Designed to match the weight and handling limits of a conventional rigid-hulled inflatable boat, the hull of the Fleet class USV is designed for good seakeeping in most sea states, and the vessels are equipped with advanced controls for autonomous navigation and operation. They are also designed to be converted to manned operation through the replacement of mission modules within a 24-hour period. The vessels of the Fleet class are the first unmanned vessels to be numbered as ships of the United States Navy.

As part of the LCS Mine Countermeasure (MCM) mission package, the boats will act as the Unmanned Influence Sweep System (UISS) (formerly unmanned surface sweep system (USSS)), where they will tow a countermeasure system that emits acoustic and magnetic signals to trigger and detonate influence mines at a safe distance. It is also capable of carrying other counter-mine payloads, including a side scan sonar and minehunting and sweeping unmanned underwater vehicles, as well as non-lethal weapons and intelligence, surveillance and reconnaissance (ISR) packages.

Due to reliability issues with the Remote Multimission Vehicle (RMMV), the CUSV is being considered as an alternative to perform minehunting in addition to minesweeping. It is also being tested for deploying off other ships besides the LCS, including a test from an Expeditionary Transfer Dock in fall 2015. The Navy will begin testing the CUSV in August 2016 to see if it can tow the AN/AQS-20A sonar; in 2011, movement of the USV on the water's surface rendered the sonar inaccurate, but since then software and isolation devices became available to compensate. The vessel could take over minehunting in 2020.
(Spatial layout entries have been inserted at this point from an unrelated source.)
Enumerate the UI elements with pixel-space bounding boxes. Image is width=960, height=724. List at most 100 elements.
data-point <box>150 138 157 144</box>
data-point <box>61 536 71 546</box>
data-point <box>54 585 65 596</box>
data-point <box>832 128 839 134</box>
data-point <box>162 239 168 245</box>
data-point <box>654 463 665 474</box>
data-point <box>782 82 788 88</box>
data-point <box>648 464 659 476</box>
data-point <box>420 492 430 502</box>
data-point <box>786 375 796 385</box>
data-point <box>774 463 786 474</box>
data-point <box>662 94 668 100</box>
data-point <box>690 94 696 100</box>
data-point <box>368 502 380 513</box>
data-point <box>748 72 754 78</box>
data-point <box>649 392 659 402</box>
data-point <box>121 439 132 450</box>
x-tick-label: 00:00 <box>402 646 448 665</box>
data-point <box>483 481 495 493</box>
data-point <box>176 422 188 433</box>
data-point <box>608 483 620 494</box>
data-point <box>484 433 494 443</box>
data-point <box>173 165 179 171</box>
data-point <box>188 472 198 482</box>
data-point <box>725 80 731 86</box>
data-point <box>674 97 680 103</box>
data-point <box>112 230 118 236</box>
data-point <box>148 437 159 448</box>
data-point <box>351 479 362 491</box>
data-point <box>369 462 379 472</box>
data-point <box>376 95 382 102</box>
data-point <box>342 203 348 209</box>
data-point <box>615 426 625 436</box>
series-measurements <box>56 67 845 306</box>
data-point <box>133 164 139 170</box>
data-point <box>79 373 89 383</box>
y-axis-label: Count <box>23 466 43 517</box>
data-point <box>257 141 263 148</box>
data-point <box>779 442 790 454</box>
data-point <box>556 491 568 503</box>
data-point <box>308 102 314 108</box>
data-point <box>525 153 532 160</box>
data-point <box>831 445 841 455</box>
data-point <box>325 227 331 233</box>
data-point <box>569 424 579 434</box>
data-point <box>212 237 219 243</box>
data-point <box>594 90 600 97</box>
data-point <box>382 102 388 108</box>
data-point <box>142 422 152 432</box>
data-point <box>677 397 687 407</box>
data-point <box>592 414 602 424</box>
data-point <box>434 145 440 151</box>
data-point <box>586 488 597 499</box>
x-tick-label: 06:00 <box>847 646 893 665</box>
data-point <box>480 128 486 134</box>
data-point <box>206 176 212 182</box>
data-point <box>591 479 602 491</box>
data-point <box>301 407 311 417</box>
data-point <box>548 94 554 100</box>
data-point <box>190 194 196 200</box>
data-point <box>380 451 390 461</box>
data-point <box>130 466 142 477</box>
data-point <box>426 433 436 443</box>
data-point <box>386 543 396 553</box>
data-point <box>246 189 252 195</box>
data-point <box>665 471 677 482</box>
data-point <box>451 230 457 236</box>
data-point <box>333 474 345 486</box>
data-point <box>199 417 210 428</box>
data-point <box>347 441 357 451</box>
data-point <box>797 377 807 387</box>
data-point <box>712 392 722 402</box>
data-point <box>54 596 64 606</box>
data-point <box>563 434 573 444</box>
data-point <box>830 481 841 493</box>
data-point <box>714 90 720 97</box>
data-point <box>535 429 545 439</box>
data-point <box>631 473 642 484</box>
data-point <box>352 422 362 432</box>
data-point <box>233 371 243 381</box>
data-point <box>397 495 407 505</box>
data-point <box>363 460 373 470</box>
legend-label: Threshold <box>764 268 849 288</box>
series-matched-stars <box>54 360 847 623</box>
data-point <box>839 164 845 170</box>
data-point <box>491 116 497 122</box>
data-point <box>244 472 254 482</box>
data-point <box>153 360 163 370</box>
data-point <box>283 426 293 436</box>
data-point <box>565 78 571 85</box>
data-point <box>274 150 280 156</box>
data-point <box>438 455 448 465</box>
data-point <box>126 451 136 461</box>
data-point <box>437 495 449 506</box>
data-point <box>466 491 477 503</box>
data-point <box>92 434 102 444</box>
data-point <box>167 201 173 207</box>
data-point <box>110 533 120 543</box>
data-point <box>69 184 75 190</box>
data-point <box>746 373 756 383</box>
In January 2018, Textron announced the U.S. Navy was studying how to weaponize the CUSV for a surface warfare role. Various payloads are being considered including small missiles, remote gun turrets, and sensors and designators to act as a forward targeting node for larger ships.
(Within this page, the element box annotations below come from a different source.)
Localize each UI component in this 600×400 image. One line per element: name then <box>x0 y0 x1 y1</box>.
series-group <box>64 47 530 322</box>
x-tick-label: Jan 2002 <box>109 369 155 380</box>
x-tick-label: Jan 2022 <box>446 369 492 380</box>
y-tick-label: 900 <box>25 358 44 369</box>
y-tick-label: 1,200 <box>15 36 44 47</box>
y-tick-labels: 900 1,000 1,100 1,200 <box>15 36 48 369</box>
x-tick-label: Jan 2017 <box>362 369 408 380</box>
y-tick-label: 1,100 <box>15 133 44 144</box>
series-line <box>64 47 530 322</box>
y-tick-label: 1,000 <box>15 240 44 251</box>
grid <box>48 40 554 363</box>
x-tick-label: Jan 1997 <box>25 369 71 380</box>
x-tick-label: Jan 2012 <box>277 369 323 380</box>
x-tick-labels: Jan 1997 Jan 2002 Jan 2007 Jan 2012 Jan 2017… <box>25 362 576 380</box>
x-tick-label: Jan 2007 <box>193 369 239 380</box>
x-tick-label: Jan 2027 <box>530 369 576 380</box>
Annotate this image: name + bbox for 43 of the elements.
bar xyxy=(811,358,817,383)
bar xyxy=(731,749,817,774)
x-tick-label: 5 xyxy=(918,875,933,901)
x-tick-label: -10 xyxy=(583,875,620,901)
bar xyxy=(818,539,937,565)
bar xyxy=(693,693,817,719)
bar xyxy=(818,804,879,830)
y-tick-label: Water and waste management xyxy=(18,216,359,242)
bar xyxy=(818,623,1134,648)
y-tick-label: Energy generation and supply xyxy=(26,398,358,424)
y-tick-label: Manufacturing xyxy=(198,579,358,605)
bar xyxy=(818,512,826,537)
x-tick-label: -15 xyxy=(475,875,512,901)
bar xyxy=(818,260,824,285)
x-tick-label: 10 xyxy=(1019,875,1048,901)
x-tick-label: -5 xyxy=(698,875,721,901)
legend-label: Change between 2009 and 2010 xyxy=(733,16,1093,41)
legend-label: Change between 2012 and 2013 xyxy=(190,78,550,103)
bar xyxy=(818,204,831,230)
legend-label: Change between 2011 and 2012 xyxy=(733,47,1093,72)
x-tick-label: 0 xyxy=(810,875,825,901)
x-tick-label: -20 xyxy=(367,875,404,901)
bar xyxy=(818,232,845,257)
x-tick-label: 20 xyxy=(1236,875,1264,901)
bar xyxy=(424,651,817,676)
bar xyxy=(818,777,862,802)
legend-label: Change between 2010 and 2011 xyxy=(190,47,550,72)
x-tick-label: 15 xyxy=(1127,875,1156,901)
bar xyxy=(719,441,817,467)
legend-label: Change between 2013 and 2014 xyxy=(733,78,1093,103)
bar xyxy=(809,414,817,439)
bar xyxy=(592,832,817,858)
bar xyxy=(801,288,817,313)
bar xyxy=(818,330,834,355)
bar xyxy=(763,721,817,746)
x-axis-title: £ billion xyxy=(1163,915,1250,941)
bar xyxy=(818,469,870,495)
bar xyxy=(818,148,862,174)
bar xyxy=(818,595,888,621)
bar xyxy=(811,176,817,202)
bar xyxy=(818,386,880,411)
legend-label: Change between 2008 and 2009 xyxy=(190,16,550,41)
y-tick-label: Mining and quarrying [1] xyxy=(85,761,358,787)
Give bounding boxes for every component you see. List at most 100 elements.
In 2023, Textron was awarded a contract from the Office of Naval Research (ONR) for the development of the Magnetic and Acoustic Generation Next Unmanned Superconducting Sweep (MAGNUSS) system. The UISS towed sensor sweep cable proved to be less effective in shallow water because it could get damaged by underwater objects and had lower performance in low-salinity water. The MAGNUSS payload uses a high-temperature superconducting magnetic source with an advanced acoustic generator that sits within the hull of a USV, spoofing magnetic- and acoustic-triggered sea mines without needing to deploy and retrieve a tow cable.

==Operational history==
The first Fleet class , was delivered to the United States Navy's Naval Undersea Warfare Center in May 2008; the second vessel of the class entered service the following month.
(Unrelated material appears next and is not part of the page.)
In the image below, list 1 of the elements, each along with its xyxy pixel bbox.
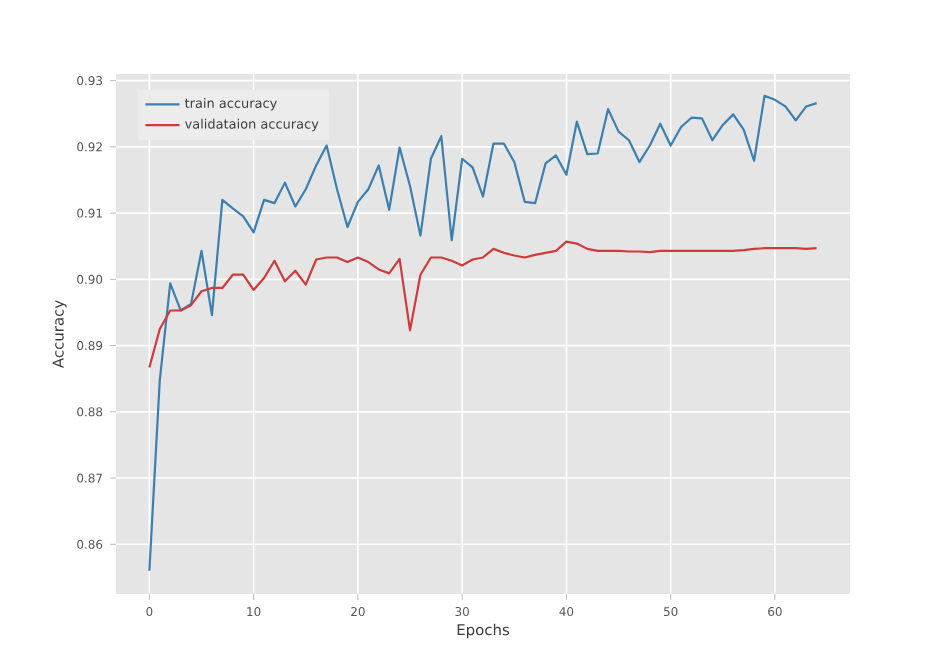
- line-series: [148, 94, 818, 572]
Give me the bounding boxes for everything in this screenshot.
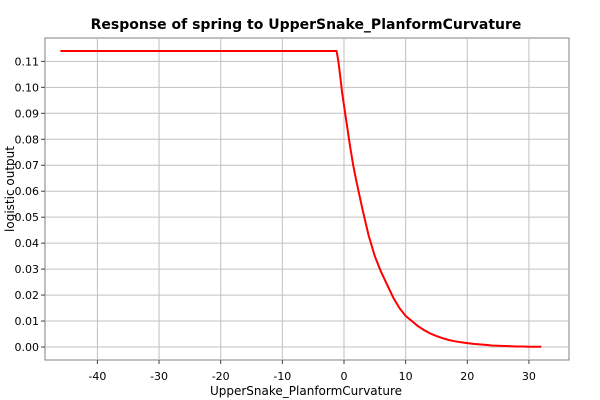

In October 2014, Textron Systems won a $33.8 million contract from the U.S. Navy for the Fleet-class as the Common Unmanned Surface Vessel (CUSV). 52 boats are to be produced to equip 24 MCM mission packages with two vessels each, along with six for training and replacements. The CUSV completed its critical design review in November 2015 and moved into production in January 2016, with deliveries planned for early 2017 as part of Increment 3 of the LCS MCM package.

On 22 July 2022, the UISS reached initial operational capability (IOC), formally approving it to begin operating in the fleet. The full LCS mine countermeasures mission package (MCM MP) achieved IOC on 1 May 2023; in addition to the UISS, the MCM USV tows the AN/AQS-20C mine hunting and identification system.